Die Recording Industry Association of America (RIAA) hat angekündigt, zum Schutz von Urheberrechten im Internet ein System zur Kennzeichnung digitaler Musik zu entwickeln. Damit soll die Möglichkeit geschaffen werden, die Verwendung einzelner Musiktitel im Web zu kontrollieren.

Die Recording Industry Association of America (RIAA) hat angekündigt, zum Schutz von Urheberrechten im Internet ein System zur Kennzeichnung digitaler Musik zu entwickeln. Damit soll die Möglichkeit geschaffen werden, die Verwendung einzelner Musiktitel im Web zu kontrollieren.

Informationen unseres US-Schwestermagazins PC World zufolge plant die RIAA, einen Registriercode in Musikdateien einzubetten, der RIAA-Vice-President Cary Sherman zufolge in etwa wie ein Barcode auf Produktverpackungen funktionieren soll. Online-Songs sollen damit nicht nur zu identifizieren sein, sondern auch Informationen zur Verwendungsmöglichkeit bzw. anfallenden Lizenzgebühren integriert haben.
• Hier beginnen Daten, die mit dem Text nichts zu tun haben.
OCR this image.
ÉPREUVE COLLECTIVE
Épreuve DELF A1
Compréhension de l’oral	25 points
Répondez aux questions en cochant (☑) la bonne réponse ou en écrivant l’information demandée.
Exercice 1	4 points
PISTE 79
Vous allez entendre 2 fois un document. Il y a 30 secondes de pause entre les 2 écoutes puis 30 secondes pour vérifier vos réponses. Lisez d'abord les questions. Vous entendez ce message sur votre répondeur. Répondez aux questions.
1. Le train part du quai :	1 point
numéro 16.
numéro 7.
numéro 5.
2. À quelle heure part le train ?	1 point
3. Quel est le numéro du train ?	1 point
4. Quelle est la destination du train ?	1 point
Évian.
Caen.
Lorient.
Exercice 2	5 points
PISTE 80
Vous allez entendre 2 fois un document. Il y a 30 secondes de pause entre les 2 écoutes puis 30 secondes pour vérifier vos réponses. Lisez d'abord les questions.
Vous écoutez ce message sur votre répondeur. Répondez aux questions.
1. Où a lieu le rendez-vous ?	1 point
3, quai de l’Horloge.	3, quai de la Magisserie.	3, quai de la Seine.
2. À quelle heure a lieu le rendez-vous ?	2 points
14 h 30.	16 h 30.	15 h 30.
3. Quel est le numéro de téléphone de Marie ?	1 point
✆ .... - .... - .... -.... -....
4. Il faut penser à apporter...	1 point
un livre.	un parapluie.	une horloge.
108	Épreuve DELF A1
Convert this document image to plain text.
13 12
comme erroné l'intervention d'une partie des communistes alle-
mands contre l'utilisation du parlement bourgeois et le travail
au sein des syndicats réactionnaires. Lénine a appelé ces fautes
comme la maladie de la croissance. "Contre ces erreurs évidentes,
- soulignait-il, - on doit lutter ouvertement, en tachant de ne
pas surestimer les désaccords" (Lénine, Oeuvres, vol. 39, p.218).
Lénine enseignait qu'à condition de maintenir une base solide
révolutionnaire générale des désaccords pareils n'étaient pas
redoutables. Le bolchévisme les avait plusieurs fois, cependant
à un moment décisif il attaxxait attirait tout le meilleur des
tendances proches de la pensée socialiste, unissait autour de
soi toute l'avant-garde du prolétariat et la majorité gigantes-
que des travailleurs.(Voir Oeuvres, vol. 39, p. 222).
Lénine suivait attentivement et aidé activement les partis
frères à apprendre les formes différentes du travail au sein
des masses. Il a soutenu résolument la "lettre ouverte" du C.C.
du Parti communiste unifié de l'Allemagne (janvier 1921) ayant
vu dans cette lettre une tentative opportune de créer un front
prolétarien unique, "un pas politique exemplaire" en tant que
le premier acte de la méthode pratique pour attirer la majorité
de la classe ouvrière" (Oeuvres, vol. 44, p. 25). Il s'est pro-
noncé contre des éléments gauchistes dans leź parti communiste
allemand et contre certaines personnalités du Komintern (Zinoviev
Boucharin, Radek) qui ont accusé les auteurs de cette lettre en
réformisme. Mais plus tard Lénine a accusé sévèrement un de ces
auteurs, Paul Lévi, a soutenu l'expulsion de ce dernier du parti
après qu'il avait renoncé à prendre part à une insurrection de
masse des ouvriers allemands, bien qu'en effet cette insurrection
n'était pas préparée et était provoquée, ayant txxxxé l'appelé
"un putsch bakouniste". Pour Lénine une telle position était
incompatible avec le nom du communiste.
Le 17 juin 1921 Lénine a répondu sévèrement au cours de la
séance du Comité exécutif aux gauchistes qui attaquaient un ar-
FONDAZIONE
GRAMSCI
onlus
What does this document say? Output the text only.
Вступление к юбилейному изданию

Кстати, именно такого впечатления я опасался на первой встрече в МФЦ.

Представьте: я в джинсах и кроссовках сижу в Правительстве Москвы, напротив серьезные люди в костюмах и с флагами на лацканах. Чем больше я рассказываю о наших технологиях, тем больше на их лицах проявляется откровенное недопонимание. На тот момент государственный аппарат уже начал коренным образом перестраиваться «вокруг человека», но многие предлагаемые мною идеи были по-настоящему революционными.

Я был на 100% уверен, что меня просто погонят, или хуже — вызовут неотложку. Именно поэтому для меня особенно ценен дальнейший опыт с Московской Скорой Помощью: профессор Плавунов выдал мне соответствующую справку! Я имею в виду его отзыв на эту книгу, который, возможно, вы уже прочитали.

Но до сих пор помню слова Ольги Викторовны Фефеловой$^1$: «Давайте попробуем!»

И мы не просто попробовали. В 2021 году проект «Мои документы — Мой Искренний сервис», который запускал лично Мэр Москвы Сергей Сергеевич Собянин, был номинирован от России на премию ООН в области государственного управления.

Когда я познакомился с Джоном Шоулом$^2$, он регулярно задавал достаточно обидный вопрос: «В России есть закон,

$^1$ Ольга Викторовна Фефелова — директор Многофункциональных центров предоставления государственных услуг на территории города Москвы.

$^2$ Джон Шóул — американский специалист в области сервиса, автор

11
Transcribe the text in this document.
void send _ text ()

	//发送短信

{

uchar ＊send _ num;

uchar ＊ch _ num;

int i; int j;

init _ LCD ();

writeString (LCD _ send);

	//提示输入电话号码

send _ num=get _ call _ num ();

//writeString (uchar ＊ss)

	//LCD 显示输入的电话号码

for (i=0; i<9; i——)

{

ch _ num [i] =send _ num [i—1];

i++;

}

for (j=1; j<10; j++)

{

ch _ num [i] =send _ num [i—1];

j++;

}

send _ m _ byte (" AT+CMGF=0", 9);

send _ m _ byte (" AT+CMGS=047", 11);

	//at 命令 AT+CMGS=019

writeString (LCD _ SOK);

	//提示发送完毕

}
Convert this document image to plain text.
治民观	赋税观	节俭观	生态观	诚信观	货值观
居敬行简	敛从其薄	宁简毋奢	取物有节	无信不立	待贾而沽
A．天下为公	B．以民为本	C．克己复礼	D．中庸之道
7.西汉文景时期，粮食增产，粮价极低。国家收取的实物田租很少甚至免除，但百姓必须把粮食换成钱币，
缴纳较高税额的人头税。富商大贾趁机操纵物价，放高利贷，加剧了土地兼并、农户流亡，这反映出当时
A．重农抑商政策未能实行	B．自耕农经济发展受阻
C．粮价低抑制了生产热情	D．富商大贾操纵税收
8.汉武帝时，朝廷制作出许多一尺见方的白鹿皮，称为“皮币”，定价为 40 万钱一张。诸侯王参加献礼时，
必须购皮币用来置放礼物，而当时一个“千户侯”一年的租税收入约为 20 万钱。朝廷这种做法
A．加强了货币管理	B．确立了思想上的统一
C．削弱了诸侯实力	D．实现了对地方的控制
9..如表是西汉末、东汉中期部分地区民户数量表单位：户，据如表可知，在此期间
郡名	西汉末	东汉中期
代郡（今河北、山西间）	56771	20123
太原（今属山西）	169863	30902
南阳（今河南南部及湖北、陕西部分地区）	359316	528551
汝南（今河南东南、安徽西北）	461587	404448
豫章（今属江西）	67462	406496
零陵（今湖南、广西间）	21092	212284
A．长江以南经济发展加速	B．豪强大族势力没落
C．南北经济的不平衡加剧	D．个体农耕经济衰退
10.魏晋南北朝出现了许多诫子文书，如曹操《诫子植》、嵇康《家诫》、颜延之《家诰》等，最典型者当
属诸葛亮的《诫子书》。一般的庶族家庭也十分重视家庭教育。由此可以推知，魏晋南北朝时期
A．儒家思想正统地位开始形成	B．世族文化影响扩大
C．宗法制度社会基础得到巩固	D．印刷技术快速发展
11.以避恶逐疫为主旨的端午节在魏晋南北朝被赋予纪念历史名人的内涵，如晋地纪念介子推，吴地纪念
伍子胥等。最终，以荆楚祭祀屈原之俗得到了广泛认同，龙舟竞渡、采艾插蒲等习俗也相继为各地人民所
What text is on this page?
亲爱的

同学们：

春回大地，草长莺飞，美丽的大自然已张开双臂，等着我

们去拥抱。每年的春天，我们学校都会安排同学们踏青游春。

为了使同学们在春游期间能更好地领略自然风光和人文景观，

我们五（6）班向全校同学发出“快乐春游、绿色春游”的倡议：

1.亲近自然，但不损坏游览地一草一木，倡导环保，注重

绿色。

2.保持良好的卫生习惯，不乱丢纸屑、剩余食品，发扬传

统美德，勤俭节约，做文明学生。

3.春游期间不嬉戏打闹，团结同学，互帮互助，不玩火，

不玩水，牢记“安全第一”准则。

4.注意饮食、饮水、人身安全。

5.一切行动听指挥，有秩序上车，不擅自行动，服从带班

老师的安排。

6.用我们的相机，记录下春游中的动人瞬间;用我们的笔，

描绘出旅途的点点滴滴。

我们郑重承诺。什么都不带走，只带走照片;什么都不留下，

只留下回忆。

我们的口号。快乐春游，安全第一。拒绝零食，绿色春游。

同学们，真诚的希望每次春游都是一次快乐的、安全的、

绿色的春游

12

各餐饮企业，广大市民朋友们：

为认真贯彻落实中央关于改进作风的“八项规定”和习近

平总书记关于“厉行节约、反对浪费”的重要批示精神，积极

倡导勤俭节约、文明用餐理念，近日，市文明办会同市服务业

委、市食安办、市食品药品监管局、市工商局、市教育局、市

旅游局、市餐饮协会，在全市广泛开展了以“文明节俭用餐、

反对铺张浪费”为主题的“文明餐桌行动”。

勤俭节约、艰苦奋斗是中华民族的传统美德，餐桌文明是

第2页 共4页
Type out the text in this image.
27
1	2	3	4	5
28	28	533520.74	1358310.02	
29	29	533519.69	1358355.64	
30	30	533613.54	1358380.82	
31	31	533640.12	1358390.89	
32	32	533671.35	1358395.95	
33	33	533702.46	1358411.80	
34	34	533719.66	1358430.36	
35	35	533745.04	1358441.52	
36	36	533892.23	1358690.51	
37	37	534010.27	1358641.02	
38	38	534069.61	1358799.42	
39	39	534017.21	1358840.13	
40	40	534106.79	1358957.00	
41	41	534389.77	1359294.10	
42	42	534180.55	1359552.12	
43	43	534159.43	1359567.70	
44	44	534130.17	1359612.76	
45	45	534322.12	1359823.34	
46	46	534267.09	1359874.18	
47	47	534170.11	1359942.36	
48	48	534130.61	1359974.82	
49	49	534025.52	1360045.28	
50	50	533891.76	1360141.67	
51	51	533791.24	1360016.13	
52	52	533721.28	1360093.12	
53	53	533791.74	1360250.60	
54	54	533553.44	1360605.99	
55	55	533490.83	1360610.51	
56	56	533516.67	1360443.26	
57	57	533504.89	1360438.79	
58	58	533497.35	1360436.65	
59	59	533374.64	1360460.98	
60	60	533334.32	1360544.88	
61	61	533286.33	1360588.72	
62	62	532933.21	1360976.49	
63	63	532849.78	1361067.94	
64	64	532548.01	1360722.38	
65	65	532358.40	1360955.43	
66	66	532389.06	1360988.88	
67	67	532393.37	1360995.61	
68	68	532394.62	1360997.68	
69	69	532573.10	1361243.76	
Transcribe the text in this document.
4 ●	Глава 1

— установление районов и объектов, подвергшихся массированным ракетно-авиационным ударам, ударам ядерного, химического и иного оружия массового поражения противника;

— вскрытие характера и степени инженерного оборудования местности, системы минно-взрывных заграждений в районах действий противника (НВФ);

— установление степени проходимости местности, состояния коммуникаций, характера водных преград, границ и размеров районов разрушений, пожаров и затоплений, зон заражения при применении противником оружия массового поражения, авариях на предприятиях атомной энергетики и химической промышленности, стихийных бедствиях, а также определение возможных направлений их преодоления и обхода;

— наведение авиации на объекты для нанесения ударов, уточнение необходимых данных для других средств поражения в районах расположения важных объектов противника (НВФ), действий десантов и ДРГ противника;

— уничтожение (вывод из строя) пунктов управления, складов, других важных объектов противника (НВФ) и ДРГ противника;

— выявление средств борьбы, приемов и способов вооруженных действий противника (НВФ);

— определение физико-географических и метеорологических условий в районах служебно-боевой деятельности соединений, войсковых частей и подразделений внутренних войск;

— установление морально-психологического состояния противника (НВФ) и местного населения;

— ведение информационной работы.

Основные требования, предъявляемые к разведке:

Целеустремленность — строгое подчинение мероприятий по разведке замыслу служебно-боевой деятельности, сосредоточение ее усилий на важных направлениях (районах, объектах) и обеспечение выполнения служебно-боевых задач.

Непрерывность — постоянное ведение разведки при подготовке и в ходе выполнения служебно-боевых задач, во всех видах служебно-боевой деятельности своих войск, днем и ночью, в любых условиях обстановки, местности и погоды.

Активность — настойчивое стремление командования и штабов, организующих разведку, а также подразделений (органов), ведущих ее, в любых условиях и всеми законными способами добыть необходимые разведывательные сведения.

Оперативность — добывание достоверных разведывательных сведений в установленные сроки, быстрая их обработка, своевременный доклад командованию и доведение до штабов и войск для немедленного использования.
So lassen sich über den Code etwa auch Dateien kontrollieren, die über File-Sharing-Services wie Napster illegal getauscht werden.

Die RIAA arbeitet zur Entwicklung des digitalen Barcodesystems mit dem britischen Unternehmen Rightscom zusammen. Die Vertreter der Musikindustrie gehen davon aus, das System ab Mitte nächsten Jahres einsetzen zu können (PC-WELT, 14.10.2000, jas).